Preparing and filing accounts are amongst the operational challenges facing companies as a result of the COVID-19 pandemic. Practical difficulties include physically preparing the accounts and conduct of the audit, as well as the accounts approval process and subsequent sign-off by directors.


These issues adversely affect companies’ ability to file their accounts on time, although some relaxation of filing deadlines had been granted by Companies House, the London Stock Exchange (for AIM companies) and the Financial Conduct Authority (for Main Market listed companies). We look at the ways in which directors can adapt their accounts approval process, as well as the temporary changes to company law being introduced by the Corporate Insolvency and Governance Bill 2019 – 2021 (the “Bill”). It is envisaged that the Bill will become law towards the end of June 2020 and have retrospective application from 26 March 2020.


Here we highlight the potential issues and how boards might adapt.


  • The Board is required to approve company accounts but unable to meet in person.

The board can seek to hold a meeting by electronic means (e.g. by telephone or video conference). A company’s articles of association will often specifically provide that board meetings may be conducted electronically. Where this is not stated in the articles, it is generally accepted that board meetings may be conducted by electronic means, unless otherwise specifically prohibited by the articles.

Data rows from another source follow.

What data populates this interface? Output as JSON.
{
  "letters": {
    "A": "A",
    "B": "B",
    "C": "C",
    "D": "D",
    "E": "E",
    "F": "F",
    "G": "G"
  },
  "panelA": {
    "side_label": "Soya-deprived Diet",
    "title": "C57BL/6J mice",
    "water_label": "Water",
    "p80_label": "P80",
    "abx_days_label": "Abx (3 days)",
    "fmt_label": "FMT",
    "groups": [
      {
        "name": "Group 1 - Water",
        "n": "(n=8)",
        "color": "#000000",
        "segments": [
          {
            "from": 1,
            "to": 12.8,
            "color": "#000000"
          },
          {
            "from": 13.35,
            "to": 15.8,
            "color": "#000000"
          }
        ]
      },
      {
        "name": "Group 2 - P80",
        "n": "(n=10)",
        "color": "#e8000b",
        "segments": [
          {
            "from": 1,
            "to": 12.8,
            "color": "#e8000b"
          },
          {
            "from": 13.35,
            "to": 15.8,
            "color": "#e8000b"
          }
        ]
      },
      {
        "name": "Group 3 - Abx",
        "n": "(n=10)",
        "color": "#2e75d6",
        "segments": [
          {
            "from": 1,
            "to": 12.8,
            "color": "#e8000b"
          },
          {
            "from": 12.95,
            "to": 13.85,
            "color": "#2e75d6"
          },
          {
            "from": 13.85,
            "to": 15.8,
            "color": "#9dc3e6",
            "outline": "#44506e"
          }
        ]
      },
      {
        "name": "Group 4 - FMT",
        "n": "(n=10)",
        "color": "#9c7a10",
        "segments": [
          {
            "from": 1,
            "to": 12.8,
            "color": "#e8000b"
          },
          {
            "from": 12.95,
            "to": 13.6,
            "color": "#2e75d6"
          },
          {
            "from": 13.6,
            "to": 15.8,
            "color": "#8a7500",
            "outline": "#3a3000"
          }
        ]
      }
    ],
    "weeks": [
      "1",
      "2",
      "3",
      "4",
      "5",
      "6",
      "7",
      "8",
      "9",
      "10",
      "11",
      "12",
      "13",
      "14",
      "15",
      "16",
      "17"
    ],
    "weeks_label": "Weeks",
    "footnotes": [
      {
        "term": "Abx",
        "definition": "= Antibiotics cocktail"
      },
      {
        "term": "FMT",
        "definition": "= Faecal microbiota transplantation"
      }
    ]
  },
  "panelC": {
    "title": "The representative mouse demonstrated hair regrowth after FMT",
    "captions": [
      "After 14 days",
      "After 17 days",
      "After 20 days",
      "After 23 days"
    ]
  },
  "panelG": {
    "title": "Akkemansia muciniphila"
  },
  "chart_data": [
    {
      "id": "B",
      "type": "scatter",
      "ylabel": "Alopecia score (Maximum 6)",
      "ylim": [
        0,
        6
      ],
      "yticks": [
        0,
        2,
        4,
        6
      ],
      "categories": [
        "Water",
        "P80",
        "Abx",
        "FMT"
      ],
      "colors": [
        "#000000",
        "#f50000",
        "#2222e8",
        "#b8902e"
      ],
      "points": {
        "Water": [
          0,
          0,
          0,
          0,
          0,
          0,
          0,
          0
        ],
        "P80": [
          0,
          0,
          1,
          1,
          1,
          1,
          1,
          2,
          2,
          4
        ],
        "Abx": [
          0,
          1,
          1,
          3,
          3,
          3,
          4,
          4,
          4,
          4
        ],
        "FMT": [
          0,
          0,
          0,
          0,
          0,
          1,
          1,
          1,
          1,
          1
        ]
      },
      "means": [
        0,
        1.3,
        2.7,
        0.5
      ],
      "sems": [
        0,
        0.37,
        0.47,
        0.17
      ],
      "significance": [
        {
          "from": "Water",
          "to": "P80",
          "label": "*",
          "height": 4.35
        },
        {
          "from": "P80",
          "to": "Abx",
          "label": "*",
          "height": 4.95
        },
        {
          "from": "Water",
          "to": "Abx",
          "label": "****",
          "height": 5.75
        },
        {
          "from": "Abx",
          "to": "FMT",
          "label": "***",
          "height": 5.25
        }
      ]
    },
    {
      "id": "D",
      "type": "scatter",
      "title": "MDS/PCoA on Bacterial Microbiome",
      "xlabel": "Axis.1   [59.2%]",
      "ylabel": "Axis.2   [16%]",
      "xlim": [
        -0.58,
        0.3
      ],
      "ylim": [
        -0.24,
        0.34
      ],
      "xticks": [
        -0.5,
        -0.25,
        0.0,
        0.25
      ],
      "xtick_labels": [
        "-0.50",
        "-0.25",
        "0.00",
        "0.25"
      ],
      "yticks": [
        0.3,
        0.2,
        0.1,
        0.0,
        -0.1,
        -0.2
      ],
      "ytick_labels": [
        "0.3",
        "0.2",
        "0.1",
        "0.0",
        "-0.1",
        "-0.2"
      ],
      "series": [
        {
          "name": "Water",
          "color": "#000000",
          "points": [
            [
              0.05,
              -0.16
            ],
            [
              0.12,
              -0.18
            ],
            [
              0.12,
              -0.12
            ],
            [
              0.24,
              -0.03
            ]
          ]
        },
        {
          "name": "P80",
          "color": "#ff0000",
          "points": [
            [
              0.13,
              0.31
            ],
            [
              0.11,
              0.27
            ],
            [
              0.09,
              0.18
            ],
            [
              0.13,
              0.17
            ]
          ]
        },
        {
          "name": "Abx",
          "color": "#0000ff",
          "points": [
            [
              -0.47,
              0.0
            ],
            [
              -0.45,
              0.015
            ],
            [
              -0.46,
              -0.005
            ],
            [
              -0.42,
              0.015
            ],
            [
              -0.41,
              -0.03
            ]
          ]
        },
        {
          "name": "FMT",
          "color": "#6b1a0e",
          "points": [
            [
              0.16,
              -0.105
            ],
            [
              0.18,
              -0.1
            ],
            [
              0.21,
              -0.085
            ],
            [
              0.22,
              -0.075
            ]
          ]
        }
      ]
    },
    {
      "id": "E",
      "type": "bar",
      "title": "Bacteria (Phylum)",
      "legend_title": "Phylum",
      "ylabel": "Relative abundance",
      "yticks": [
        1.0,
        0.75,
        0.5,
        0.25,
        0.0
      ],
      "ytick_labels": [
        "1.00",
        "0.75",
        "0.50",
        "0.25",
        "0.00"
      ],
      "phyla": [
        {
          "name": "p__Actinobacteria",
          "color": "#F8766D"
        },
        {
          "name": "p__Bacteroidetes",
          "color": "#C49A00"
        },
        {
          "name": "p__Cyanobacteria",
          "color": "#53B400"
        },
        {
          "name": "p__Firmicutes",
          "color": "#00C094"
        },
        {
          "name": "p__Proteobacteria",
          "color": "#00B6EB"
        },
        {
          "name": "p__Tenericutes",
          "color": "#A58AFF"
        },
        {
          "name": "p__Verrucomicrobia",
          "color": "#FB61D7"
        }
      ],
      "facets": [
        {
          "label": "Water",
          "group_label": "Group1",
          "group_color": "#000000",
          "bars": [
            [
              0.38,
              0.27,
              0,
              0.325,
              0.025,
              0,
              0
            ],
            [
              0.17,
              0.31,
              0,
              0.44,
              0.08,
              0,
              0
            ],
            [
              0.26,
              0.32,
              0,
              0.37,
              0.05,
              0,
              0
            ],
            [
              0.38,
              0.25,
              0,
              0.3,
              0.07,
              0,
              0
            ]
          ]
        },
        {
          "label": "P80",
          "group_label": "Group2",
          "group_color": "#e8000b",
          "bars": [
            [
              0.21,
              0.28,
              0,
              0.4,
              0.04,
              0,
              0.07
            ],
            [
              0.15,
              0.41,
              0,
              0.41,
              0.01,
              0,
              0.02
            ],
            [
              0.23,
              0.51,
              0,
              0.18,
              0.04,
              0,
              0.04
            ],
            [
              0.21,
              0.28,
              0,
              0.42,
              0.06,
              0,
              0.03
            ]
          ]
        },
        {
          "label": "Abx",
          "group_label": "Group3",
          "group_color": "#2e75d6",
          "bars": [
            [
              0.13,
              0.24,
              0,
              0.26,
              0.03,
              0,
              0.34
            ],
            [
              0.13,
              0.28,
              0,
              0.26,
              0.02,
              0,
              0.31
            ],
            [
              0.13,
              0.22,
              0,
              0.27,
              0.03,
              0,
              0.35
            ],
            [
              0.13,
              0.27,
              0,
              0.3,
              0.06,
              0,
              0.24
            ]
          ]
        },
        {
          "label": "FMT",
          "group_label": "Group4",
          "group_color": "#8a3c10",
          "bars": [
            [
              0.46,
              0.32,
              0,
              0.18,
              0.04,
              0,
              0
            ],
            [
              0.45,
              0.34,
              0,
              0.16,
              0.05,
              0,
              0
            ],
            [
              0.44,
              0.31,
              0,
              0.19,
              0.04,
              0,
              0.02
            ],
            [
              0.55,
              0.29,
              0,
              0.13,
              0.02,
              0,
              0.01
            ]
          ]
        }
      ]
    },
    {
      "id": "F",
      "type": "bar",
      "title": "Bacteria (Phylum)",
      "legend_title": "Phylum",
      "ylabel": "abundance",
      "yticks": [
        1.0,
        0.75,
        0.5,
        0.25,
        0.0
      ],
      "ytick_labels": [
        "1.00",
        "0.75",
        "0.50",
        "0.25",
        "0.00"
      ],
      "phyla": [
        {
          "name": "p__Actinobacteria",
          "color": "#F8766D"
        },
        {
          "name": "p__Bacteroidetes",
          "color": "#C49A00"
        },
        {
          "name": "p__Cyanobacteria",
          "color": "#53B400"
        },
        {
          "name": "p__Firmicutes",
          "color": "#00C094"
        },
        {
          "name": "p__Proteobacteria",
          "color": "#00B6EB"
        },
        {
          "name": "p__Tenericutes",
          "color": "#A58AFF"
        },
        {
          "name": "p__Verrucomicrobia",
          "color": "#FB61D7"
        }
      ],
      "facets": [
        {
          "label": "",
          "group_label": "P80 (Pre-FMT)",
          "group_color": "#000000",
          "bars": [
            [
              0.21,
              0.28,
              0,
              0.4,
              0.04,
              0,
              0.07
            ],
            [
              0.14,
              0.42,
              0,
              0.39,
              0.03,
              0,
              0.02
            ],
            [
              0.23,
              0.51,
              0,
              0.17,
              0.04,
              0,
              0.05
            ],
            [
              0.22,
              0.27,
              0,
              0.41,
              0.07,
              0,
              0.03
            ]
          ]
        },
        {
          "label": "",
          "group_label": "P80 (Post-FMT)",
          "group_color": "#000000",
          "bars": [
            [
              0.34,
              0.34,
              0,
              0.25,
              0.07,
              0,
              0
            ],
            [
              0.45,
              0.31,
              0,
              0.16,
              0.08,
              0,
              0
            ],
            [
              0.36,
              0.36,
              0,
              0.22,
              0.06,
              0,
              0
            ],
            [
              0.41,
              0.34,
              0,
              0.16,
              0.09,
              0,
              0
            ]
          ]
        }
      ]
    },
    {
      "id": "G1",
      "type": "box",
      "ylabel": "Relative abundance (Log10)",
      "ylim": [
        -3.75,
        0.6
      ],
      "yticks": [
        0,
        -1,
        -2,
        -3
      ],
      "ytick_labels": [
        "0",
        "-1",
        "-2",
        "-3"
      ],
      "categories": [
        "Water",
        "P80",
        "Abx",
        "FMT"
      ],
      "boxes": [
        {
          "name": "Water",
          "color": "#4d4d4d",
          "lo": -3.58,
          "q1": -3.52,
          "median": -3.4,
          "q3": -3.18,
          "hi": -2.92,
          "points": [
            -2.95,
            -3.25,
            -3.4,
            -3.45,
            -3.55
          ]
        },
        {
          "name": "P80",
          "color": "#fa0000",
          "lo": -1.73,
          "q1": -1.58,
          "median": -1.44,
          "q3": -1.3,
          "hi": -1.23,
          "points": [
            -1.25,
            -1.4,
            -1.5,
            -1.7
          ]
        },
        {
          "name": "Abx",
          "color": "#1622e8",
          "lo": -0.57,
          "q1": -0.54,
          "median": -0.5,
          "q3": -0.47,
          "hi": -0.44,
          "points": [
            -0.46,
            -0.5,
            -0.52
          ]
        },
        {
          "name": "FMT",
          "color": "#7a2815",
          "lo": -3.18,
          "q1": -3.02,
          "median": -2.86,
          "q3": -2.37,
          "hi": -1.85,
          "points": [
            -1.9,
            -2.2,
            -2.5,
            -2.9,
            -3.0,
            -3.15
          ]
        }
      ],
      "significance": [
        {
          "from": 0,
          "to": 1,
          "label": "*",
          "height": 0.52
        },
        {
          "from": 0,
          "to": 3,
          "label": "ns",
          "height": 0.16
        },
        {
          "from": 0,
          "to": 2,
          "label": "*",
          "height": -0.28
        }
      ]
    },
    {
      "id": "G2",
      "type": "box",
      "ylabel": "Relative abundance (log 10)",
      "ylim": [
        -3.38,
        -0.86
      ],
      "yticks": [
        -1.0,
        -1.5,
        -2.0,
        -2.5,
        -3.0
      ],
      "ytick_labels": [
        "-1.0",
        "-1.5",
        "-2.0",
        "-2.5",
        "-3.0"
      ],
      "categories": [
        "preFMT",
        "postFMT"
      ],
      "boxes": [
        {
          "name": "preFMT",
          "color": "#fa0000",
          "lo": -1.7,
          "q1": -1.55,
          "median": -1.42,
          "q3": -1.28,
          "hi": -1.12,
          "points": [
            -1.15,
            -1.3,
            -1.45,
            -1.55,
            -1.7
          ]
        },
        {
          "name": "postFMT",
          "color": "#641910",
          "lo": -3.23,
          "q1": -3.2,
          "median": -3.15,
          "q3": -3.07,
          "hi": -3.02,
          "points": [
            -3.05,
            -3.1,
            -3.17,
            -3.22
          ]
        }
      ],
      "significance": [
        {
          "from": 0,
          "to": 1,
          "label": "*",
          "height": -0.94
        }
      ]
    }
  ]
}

If a board meeting is to be held electronically, the directors should ensure that:


- all directors entitled to receive notice have given their consent to the meeting being held electronically; and


- minutes of the meeting are sent to each director for approval following the meeting to ensure that they accurately reflect the matters discussed.


  • Public companies are required (but may find it difficult) to present their accounts before shareholders at a general meeting within six months of the end of the financial year.

Under the Bill, it is proposed that companies will be able to hold AGMs (and other general meetings) between 26 March and 30 September 2020 (the “Relevant Period”) electronically (even if the company’s articles of association do not allow for this).The Relevant Period may be extended by regulation of the relevant national authority in three month increments, provided this period is not extended beyond 5 April 2021.


Of additional assistance, a company required to hold its AGM during the Relevant Period will be able to move the AGM back to 30 September 2020. The relevant national authority may, by regulation extend this period by up to eight weeks.  (Follow link to earlier article on General Meetings during COVID-19)


  • Once accounts are approved, a director’s ‘sign-off’ is difficult to achieve in ‘wet ink’ for filing at Companies House.

To ease difficulties accessing printers and scanners in lockdown, we understand that Companies House has helpfully confirmed that the Registrar of Companies will accept annual accounts signed by a director using an electronic signature.


  • What if a company is unable to ‘file’ its accounts by the applicable deadline?

The Bill will automatically extend deadlines for filing company accounts.


Public companies due to file accounts during the Relevant Period, will be taken to have a filing period that ends on the earlier of 30 September 2020 and the last day of the period of 12 months immediately following the end of the relevant accounting reference period. By way of example, if a public company’s accounting reference period ends on 1 December 2019 (meaning its usual deadline to file the company’s accounts at Companies House would be on or before 1 June 2020), the deadline will be extended to 30 September 2020.


Until the Bill is passed into law, if a company is unable to meet its filing deadline as a result of the coronavirus pandemic, it can apply to Companies House for an automatic and immediate three-month extension. Applications can be made through an online system which takes around 15 minutes to complete. The application must be made in advance of the company's filing deadline. It should be noted that companies that have already extended their filing deadline, or shortened their accounting reference period, may not be eligible for such an extension.